Gli europei sono riusciti a pesare realizzando un mezzo miracolo: il ricongiungersi degli interessi fra l’Unione Europea e il Regno Unito. Il merito è dei “volenterosi”, impostati da Francia, Germania e Regno Unito, cui l’Italia fece – sbagliando – iniziale resistenza.

Siccome non c’è strada migliore per essere sconfitti che quella di non essere consapevoli delle proprie forze e dei propri successi, tornano assai utili le parole di Guido Crosetto, che ha ragione nel dire: «L’Ue, così com’è, non esiste come entità statuale (…). Non ha una politica estera, non ha un leader eletto dal popolo». Vero. Le cose stanno così anche perché vi sono forze, come quella in cui milita lo stesso Crosetto, che lo hanno reso assai difficile. Ci vuole o no quel salto di potenza e responsabilità?

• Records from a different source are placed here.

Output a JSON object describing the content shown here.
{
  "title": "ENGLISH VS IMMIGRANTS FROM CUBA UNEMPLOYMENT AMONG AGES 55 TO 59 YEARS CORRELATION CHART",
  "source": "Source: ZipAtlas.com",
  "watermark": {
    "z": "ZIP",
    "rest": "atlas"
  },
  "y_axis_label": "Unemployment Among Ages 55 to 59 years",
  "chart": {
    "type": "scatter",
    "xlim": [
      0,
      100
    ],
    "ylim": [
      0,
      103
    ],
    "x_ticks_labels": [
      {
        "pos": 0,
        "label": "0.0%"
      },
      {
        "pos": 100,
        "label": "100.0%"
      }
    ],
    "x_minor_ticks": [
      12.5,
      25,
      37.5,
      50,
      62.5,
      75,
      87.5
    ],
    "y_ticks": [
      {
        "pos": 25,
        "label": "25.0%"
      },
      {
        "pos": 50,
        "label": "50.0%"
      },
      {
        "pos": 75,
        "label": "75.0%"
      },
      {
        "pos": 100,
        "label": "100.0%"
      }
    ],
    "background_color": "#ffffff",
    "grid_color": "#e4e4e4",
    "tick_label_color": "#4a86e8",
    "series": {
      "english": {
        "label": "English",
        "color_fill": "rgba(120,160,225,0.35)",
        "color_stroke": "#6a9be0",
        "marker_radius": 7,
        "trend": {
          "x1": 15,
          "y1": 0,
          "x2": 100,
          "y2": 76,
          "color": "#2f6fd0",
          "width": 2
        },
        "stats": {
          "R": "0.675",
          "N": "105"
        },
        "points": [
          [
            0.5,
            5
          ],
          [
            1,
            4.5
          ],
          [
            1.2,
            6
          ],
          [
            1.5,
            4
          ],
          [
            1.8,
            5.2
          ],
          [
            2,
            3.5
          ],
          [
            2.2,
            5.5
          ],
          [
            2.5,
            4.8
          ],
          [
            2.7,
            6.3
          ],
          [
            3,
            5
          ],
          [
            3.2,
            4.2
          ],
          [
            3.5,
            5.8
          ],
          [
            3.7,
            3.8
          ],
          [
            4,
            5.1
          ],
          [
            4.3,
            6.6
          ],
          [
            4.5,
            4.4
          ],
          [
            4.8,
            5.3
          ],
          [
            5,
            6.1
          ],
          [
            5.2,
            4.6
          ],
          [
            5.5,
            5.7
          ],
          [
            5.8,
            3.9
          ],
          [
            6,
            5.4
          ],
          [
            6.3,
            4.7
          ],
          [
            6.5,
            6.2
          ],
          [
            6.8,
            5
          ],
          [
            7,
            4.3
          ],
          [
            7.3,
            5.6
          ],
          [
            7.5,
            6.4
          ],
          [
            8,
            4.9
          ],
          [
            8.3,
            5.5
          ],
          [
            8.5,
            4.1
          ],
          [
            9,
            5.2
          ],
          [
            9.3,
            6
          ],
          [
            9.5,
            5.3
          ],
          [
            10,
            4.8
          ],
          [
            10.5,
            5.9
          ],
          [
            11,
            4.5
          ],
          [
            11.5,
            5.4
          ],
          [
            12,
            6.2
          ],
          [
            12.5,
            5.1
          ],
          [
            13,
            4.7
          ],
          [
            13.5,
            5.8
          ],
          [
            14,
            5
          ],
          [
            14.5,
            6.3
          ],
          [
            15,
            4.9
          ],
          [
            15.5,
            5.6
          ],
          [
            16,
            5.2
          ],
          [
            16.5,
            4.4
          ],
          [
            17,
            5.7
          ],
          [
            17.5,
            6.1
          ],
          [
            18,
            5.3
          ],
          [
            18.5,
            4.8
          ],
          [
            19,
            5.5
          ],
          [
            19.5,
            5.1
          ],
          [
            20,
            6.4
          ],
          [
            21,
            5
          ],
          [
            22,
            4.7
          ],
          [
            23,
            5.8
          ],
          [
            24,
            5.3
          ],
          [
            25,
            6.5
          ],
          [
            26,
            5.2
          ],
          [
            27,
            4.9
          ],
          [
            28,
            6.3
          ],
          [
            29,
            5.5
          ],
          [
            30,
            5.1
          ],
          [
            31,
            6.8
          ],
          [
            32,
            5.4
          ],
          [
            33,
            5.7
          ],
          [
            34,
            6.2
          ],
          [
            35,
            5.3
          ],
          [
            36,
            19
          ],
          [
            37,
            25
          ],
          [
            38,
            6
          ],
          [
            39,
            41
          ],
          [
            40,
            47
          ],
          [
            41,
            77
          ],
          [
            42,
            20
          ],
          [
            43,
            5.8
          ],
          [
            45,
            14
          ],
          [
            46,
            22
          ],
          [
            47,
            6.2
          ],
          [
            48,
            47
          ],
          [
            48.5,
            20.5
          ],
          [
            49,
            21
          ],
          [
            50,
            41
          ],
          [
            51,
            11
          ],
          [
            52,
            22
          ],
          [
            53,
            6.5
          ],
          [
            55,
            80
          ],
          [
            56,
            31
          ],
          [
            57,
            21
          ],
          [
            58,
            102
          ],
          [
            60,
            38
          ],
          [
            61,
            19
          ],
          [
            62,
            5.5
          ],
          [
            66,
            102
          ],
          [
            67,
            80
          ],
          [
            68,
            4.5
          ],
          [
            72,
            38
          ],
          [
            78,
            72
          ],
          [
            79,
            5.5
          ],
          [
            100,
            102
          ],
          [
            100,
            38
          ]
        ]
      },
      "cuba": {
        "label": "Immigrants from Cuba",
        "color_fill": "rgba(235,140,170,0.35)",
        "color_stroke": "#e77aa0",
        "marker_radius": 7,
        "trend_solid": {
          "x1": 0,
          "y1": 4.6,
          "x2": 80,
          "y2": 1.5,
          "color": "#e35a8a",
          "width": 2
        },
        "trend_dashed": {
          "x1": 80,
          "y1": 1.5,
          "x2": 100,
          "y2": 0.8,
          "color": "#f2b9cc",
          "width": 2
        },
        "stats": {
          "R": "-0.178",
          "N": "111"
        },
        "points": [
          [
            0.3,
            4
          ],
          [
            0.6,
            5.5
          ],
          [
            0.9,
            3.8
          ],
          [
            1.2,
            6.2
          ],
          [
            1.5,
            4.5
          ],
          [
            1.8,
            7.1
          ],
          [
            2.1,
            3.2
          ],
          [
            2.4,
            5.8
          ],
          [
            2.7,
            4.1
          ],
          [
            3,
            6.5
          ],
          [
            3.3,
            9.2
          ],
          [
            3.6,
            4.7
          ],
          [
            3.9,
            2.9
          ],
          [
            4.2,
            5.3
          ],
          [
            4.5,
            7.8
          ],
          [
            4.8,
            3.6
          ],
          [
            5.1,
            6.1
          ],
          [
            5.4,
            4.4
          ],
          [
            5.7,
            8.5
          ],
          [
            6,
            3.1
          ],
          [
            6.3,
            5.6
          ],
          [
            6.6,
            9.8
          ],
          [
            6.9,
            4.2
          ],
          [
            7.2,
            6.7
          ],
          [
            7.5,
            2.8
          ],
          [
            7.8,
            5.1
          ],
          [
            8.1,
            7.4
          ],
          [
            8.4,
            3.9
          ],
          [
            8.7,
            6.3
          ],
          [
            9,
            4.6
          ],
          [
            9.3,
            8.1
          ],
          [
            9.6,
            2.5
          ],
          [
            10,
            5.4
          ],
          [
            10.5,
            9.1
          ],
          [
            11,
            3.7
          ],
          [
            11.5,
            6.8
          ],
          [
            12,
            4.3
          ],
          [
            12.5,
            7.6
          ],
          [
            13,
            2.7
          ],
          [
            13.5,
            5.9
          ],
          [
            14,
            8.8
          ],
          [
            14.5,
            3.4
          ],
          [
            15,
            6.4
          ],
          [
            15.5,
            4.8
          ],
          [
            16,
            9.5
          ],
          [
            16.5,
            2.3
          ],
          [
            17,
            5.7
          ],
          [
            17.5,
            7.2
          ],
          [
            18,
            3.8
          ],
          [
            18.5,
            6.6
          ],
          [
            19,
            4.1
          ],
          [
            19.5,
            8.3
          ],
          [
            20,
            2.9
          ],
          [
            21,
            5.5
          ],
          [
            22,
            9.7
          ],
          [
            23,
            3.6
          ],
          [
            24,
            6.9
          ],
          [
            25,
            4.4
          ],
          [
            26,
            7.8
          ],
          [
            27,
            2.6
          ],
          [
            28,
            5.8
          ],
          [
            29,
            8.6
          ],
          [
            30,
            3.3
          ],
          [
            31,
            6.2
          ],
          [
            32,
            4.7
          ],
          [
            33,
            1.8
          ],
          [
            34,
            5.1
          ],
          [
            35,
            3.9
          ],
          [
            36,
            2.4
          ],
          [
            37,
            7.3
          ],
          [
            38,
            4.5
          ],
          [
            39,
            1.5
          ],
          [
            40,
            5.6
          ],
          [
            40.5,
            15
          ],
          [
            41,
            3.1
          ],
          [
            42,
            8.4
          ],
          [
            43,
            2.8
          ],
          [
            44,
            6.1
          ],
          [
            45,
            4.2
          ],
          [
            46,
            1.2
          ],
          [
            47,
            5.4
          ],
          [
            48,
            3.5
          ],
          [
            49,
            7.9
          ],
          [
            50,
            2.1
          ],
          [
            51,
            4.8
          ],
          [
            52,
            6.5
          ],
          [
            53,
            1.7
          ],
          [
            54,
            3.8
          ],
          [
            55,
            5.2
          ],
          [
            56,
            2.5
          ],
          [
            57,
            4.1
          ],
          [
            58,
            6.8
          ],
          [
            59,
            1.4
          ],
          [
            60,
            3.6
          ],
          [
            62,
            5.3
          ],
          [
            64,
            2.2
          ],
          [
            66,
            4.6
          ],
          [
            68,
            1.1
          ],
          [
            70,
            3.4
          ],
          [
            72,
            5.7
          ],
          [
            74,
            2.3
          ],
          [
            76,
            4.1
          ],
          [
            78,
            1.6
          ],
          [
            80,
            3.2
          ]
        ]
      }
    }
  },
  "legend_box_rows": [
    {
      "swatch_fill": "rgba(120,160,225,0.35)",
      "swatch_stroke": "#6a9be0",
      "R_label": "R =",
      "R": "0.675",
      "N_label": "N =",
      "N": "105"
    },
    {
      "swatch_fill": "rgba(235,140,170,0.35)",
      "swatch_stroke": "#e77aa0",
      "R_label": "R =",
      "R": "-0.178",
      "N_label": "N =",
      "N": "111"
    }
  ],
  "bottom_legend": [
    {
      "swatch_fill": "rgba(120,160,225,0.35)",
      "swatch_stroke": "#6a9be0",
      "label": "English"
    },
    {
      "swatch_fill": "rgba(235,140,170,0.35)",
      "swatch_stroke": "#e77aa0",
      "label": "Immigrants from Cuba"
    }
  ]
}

Noi europeisti crediamo di sì ed è da considerarsi un buon risultato se, sia pure arrivandoci di carambola, a questa consapevolezza è giunto chi si opponeva.

Chiunque governi in Italia, non potrà venire meno alle condizioni stesse che resero possibile l’Unificazione e poi la crescita della Repubblica: l’integrazione europea (il fascismo la ruppe e fu un’umiliante catastrofe). Su tante scelte specifiche si possono avere idee diverse, ma non sul contesto. Lo si vide quando nacque il primo governo Conte, che raccoglieva il peggio dell’antieuropeismo italiano e dovette correggersi, salvo poi ricollocare le sue componenti in governi europeisti. Poi – nascosto dietro un pacifismo che odora di falso e fa il verso ai figli dei fiori – a stroncare il putinismo provvide l’imperialismo guerrafondaio russo (il merito di Fratelli d’Italia è di averlo capito prima di andare al governo).

Il che ci porta a un aspetto su cui tutti farebbero bene a riflettere: una forza politica ha sempre bisogno di raccogliere voti, ma è inesistente se li raccatta avendo rinunciato al compito fondamentale di convincere l’opinione pubblica. Se vuoi guidare e non soltanto inseguire, devi avere la forza di spiegare e motivare i cambiamenti. Altrimenti è solo trasformismo da voltagabbana, in fondo traditore dei voti raccolti. Per raccogliere profittevolmente si deve seminare onestamente. Vale per chi governa e vale per chi si oppone, tanto più che la collocazione internazionale di un Paese non può cambiare a ogni scadenza elettorale: meglio darsi una mano piuttosto che mettersi le dita negli occhi.

Le abiure non servono, ma per essere volenti e non dolenti a rimorchio occorre anche il coraggio di non camuffare, oltre ad abbellirle, le proprie posizioni.